Give Us This Day

Give us this day our daily bread. ~ Matthew 6:11, ESV

Last Sunday, my church continued it’s series on the Lord’s prayer, using N.T. Wright’s book on the topic. This week’s sermon focused on the phrase “Give us this day our daily bread,” examining the text from a variety of perspectives.

I enjoyed the sermon very much as a whole, but one portion in particular encouraged me. As the teaching drew to a close, Dr. Bolger outlined four ways that this phrase is significant. The first two were familiar, but at the same time, they were just what I needed to remember.

What does Jesus mean by “daily bread?” What is the significance of praying for “our daily bread?”

1. Our natural longings and desires for “bread (and all the human needs it symbolizes) are not “evil” or “wrong.”

2. It is right to pray honestly for our specific needs, not just general requests. We pray to “our Father.” Our prayers should not only be for “spiritual” things.

Bolger reminded the congregation that our loving Father knows all of our deepest desires and longings. He said that it is appropriate and right to pray and ask Him to “satisfy our desires for love, for marriage, for children, for success, for comfort, for fulfillment, for peace, for (whatever we desire), in (His) way and in (His) time.”

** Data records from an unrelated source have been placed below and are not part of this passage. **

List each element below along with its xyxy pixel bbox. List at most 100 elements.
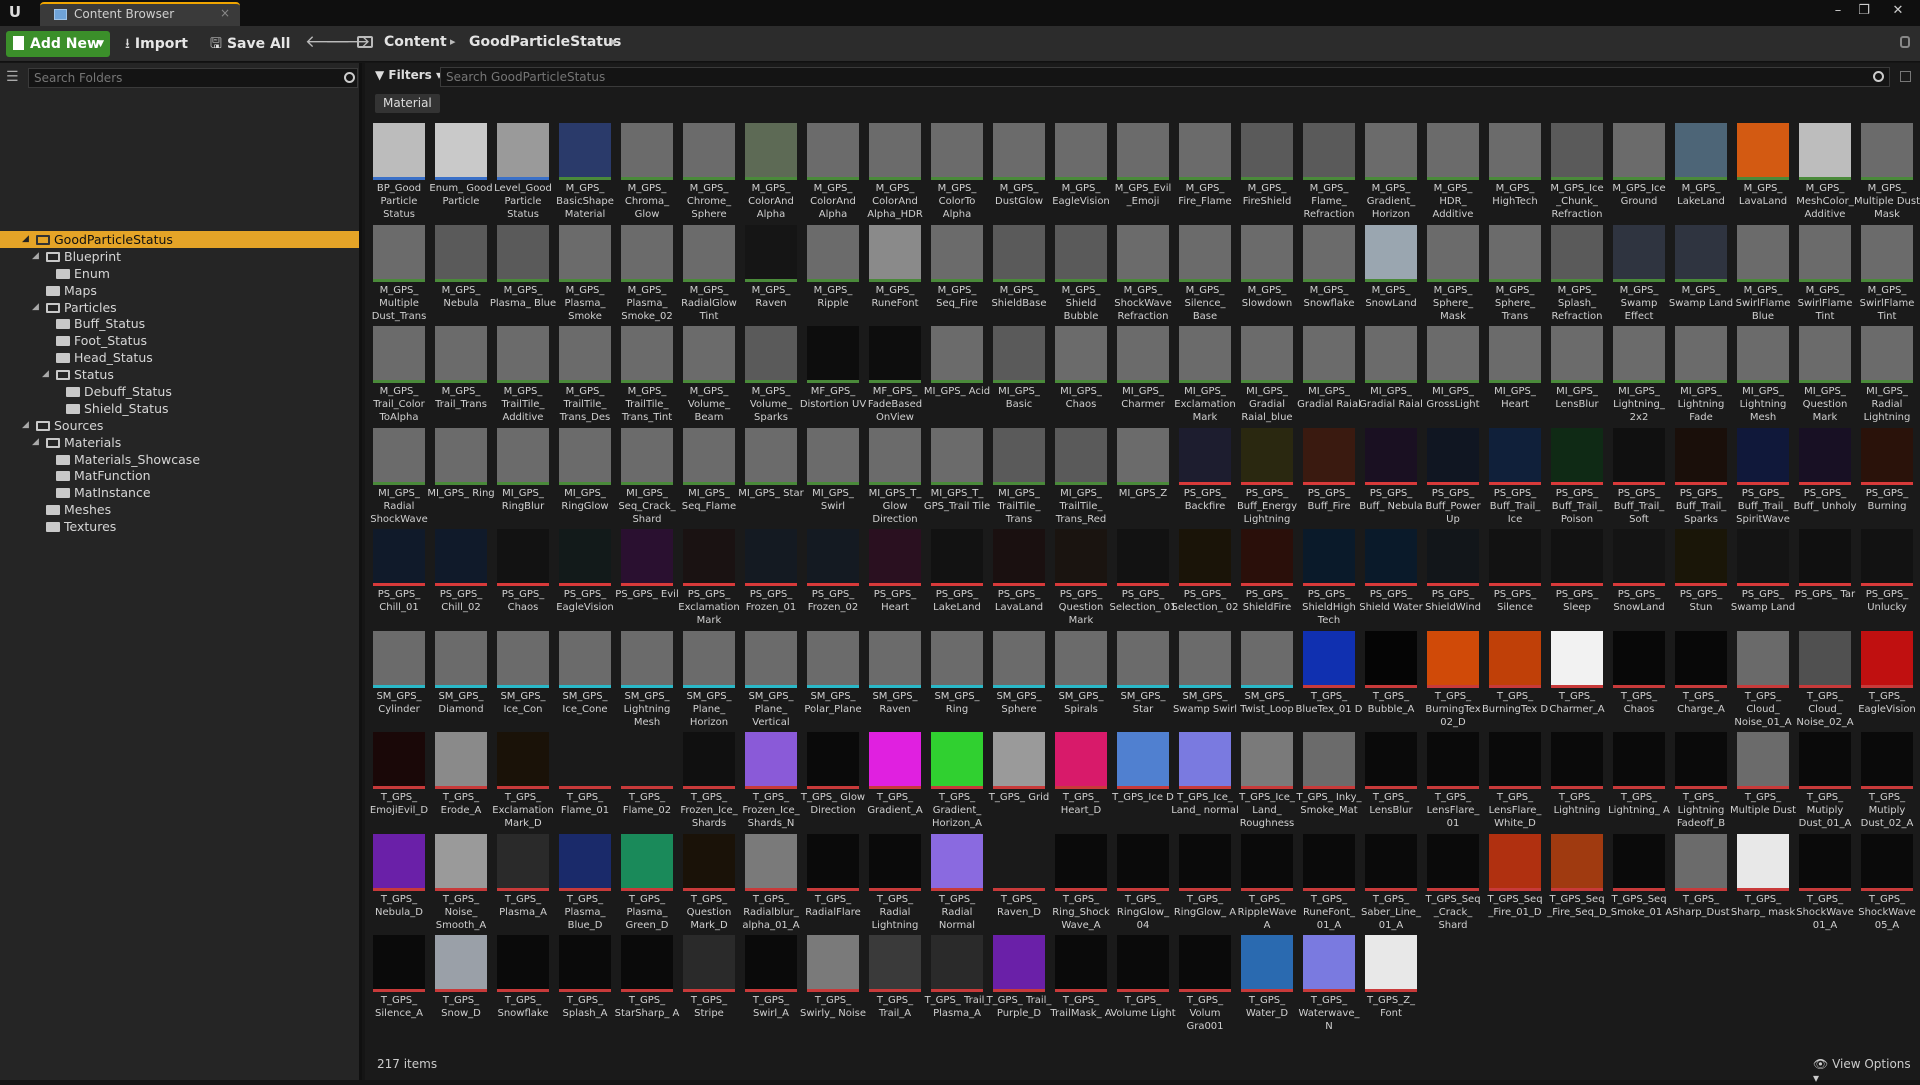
asset-tile[interactable]: PS_GPS_ Buff_Energy Lightning <box>1237 425 1297 525</box>
asset-tile[interactable]: T_GPS_ Plasma_ Green_D <box>617 831 675 931</box>
asset-tile[interactable]: M_GPS_ ShieldBase <box>989 222 1047 322</box>
asset-tile[interactable]: T_GPS_ Lightning_ A <box>1608 729 1670 829</box>
asset-tile[interactable]: M_GPS_ DustGlow <box>989 120 1047 220</box>
asset-tile[interactable]: Enum_ Good Particle <box>429 120 493 220</box>
folder-tree-item[interactable]: Debuff_Status <box>0 383 359 400</box>
asset-tile[interactable]: MI_GPS_ GrossLight <box>1423 323 1481 423</box>
expand-arrow-icon[interactable]: ◢ <box>32 434 39 451</box>
asset-tile[interactable]: MI_GPS_ Gradial Raial <box>1359 323 1423 423</box>
asset-tile[interactable]: M_GPS_ BasicShape Material <box>555 120 614 220</box>
asset-tile[interactable]: SM_GPS_ Diamond <box>431 628 489 728</box>
expand-arrow-icon[interactable]: ◢ <box>32 248 39 265</box>
asset-tile[interactable]: T_GPS_ Cloud_ Noise_01_A <box>1733 628 1792 728</box>
asset-tile[interactable]: M_GPS_ SnowLand <box>1361 222 1419 322</box>
folder-tree-item[interactable]: ◢ Sources <box>0 417 359 434</box>
asset-tile[interactable]: T_GPS_ Grid <box>989 729 1049 829</box>
asset-tile[interactable]: PS_GPS_ Selection_ 02 <box>1172 526 1239 626</box>
asset-tile[interactable]: T_GPS_ RadialFlare <box>803 831 861 931</box>
asset-tile[interactable]: T_GPS_ Cloud_ Noise_02_A <box>1795 628 1854 728</box>
asset-tile[interactable]: PS_GPS_ Frozen_02 <box>803 526 861 626</box>
asset-tile[interactable]: T_GPS_ Radial Normal <box>927 831 985 931</box>
asset-tile[interactable]: PS_GPS_ Question Mark <box>1051 526 1109 626</box>
asset-tile[interactable]: T_GPS_ Ring_Shock Wave_A <box>1051 831 1110 931</box>
asset-tile[interactable]: MI_GPS_ Exclamation Mark <box>1174 323 1236 423</box>
asset-tile[interactable]: M_GPS_ Plasma_ Blue <box>490 222 556 322</box>
asset-tile[interactable]: T_GPS_ LensFlare_ White_D <box>1485 729 1543 829</box>
asset-tile[interactable]: T_GPS_Seq _Fire_Seq_D <box>1547 831 1607 931</box>
asset-tile[interactable]: MF_GPS_ FadeBased OnView <box>865 323 923 423</box>
asset-tile[interactable]: T_GPS_ Volume Light <box>1110 932 1176 1032</box>
asset-tile[interactable]: M_GPS_ Slowdown <box>1237 222 1295 322</box>
asset-tile[interactable]: M_GPS_ Seq_Fire <box>927 222 985 322</box>
asset-tile[interactable]: T_GPS_ Trail_A <box>865 932 923 1032</box>
folder-tree-item[interactable]: ◢ Materials <box>0 434 359 451</box>
asset-tile[interactable]: MI_GPS_ Lightning Fade <box>1671 323 1729 423</box>
expand-arrow-icon[interactable]: ◢ <box>42 366 49 383</box>
asset-tile[interactable]: T_GPS_ Glow Direction <box>801 729 865 829</box>
asset-tile[interactable]: PS_GPS_ ShieldHigh Tech <box>1299 526 1357 626</box>
asset-tile[interactable]: PS_GPS_ Buff_Trail_ Poison <box>1547 425 1605 525</box>
asset-tile[interactable]: T_GPS_ RingGlow_ A <box>1174 831 1236 931</box>
asset-tile[interactable]: T_GPS_ RuneFont_ 01_A <box>1299 831 1357 931</box>
asset-tile[interactable]: T_GPS_ Frozen_Ice_ Shards <box>679 729 738 829</box>
asset-tile[interactable]: M_GPS_ Volume_ Beam <box>679 323 737 423</box>
asset-tile[interactable]: T_GPS_ Trail_ Plasma_A <box>925 932 989 1032</box>
asset-tile[interactable]: MI_GPS_ Lightning_ 2x2 <box>1609 323 1667 423</box>
asset-tile[interactable]: M_GPS_ Gradient_ Horizon <box>1361 120 1419 220</box>
asset-tile[interactable]: T_GPS_ Plasma_A <box>493 831 551 931</box>
asset-tile[interactable]: M_GPS_ Trail_Trans <box>431 323 489 423</box>
asset-tile[interactable]: MI_GPS_ Acid <box>924 323 990 423</box>
asset-tile[interactable]: PS_GPS_ Buff_Trail_ Soft <box>1609 425 1667 525</box>
asset-tile[interactable]: SM_GPS_ Swamp Swirl <box>1173 628 1237 728</box>
search-options-icon[interactable] <box>1900 71 1911 82</box>
asset-tile[interactable]: PS_GPS_ Stun <box>1671 526 1729 626</box>
asset-tile[interactable]: SM_GPS_ Polar_Plane <box>803 628 862 728</box>
asset-tile[interactable]: SM_GPS_ Sphere <box>989 628 1047 728</box>
asset-tile[interactable]: MI_GPS_ LensBlur <box>1547 323 1605 423</box>
asset-tile[interactable]: T_GPS_Ice D <box>1112 729 1174 829</box>
asset-tile[interactable]: M_GPS_ Sphere_ Mask <box>1423 222 1481 322</box>
asset-tile[interactable]: M_GPS_ LakeLand <box>1671 120 1729 220</box>
asset-tile[interactable]: T_GPS_Ice_ Land_ normal <box>1171 729 1239 829</box>
asset-tile[interactable]: M_GPS_ Plasma_ Smoke <box>555 222 613 322</box>
asset-tile[interactable]: MI_GPS_ Star <box>738 425 804 525</box>
asset-tile[interactable]: M_GPS_Ice _Chunk_ Refraction <box>1547 120 1605 220</box>
asset-tile[interactable]: T_GPS_ Charge_A <box>1671 628 1729 728</box>
asset-tile[interactable]: M_GPS_Ice Ground <box>1609 120 1667 220</box>
asset-tile[interactable]: PS_GPS_ Heart <box>865 526 923 626</box>
asset-tile[interactable]: SM_GPS_ Star <box>1113 628 1171 728</box>
tab-content-browser[interactable]: Content Browser × <box>40 2 240 26</box>
asset-tile[interactable]: T_GPS_ StarSharp_ A <box>615 932 679 1032</box>
asset-tile[interactable]: T_GPS_ RippleWave A <box>1237 831 1296 931</box>
asset-tile[interactable]: M_GPS_ TrailTile_ Trans_Des <box>555 323 613 423</box>
asset-tile[interactable]: T_GPS_ Multiple Dust <box>1730 729 1796 829</box>
asset-tile[interactable]: T_GPS_ LensFlare_ 01 <box>1423 729 1481 829</box>
asset-tile[interactable]: T_GPS_ ShockWave 01_A <box>1795 831 1854 931</box>
asset-tile[interactable]: T_GPS_Seq _Fire_01_D <box>1485 831 1543 931</box>
folder-tree-item[interactable]: Materials_Showcase <box>0 451 359 468</box>
asset-tile[interactable]: MI_GPS_ Seq_Flame <box>679 425 737 525</box>
asset-tile[interactable]: M_GPS_Evil _Emoji <box>1113 120 1171 220</box>
asset-tile[interactable]: MI_GPS_ Lightning Mesh <box>1733 323 1791 423</box>
asset-tile[interactable]: T_GPS_ Raven_D <box>989 831 1047 931</box>
asset-tile[interactable]: M_GPS_ HDR_ Additive <box>1423 120 1481 220</box>
asset-tile[interactable]: MI_GPS_ RingBlur <box>493 425 551 525</box>
asset-tile[interactable]: T_GPS_Seq _Smoke_01 A <box>1606 831 1672 931</box>
asset-tile[interactable]: SM_GPS_ Ring <box>927 628 985 728</box>
asset-tile[interactable]: T_GPS_ Question Mark_D <box>679 831 737 931</box>
asset-tile[interactable]: T_GPS_ Exclamation Mark_D <box>492 729 554 829</box>
asset-tile[interactable]: PS_GPS_ Frozen_01 <box>741 526 799 626</box>
asset-tile[interactable]: PS_GPS_ Chill_02 <box>431 526 489 626</box>
asset-tile[interactable]: PS_GPS_ Buff_Power Up <box>1423 425 1481 525</box>
asset-tile[interactable]: PS_GPS_ Buff_Trail_ Sparks <box>1671 425 1729 525</box>
asset-tile[interactable]: SM_GPS_ Lightning Mesh <box>617 628 675 728</box>
asset-tile[interactable]: T_GPS_ Radialblur_ alpha_01_A <box>741 831 800 931</box>
asset-tile[interactable]: T_GPS_ LensBlur <box>1361 729 1419 829</box>
asset-tile[interactable]: M_GPS_ Snowflake <box>1299 222 1357 322</box>
asset-tile[interactable]: SM_GPS_ Cylinder <box>369 628 427 728</box>
folder-tree-item[interactable]: Maps <box>0 282 359 299</box>
asset-tile[interactable]: M_GPS_ Plasma_ Smoke_02 <box>617 222 675 322</box>
folder-tree-item[interactable]: Head_Status <box>0 349 359 366</box>
maximize-button[interactable]: ❐ <box>1852 2 1876 20</box>
folder-tree-item[interactable]: MatFunction <box>0 467 359 484</box>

I thought of the many areas of my life where I already have my “daily bread.” I have a comfortable home, food on the table, a loving community. And I thought of the areas where I still am hungry. My family is still renting in town, though we have been trying to buy in the country for several years. I’m still single, though I have been praying for marriage for a long time. I still go through times where I struggle with worry and anxiety, though I’ve prayed for God to help me walk in an attitude of peace.

As I listened to the teaching, it was comforting to remember that we have a Father who sees these longings. It’s encouraging to remember that His Son taught us to pray for Him to meet these needs.

It’s not that we treat our Father like a genie, expecting Him to give us what we want. We begin the prayer to our Father in heaven with praise — “hallowed be Your name” — recognizing His glory and the honor He is due. And then, we pray for His will — “Your kingdom come, Your will be done on earth as it is in heaven.”

It is only in this context — recognition of our Father’s glory and desire for His will above all — that we can pray for our daily bread. We can trust that He will answer our prayers, though perhaps not always in the way we expect.

And at the same time, we remember that our Father has already answered our prayer for “bread” in the gift of His Son. We celebrate this gift, every time we eat the bread and drink the cup.

The Eucharist is both the highest form of prayer and the answer to our prayer. In receiving this symbolic feast we say “thank you.” In receiving this symbolic feast, our deepest needs are touched as we taste the goodness of God’s kingdom. (Bolger)

We will never have our hunger completely filled until the return of our King. But until He comes, we can trust in the providence of our Father.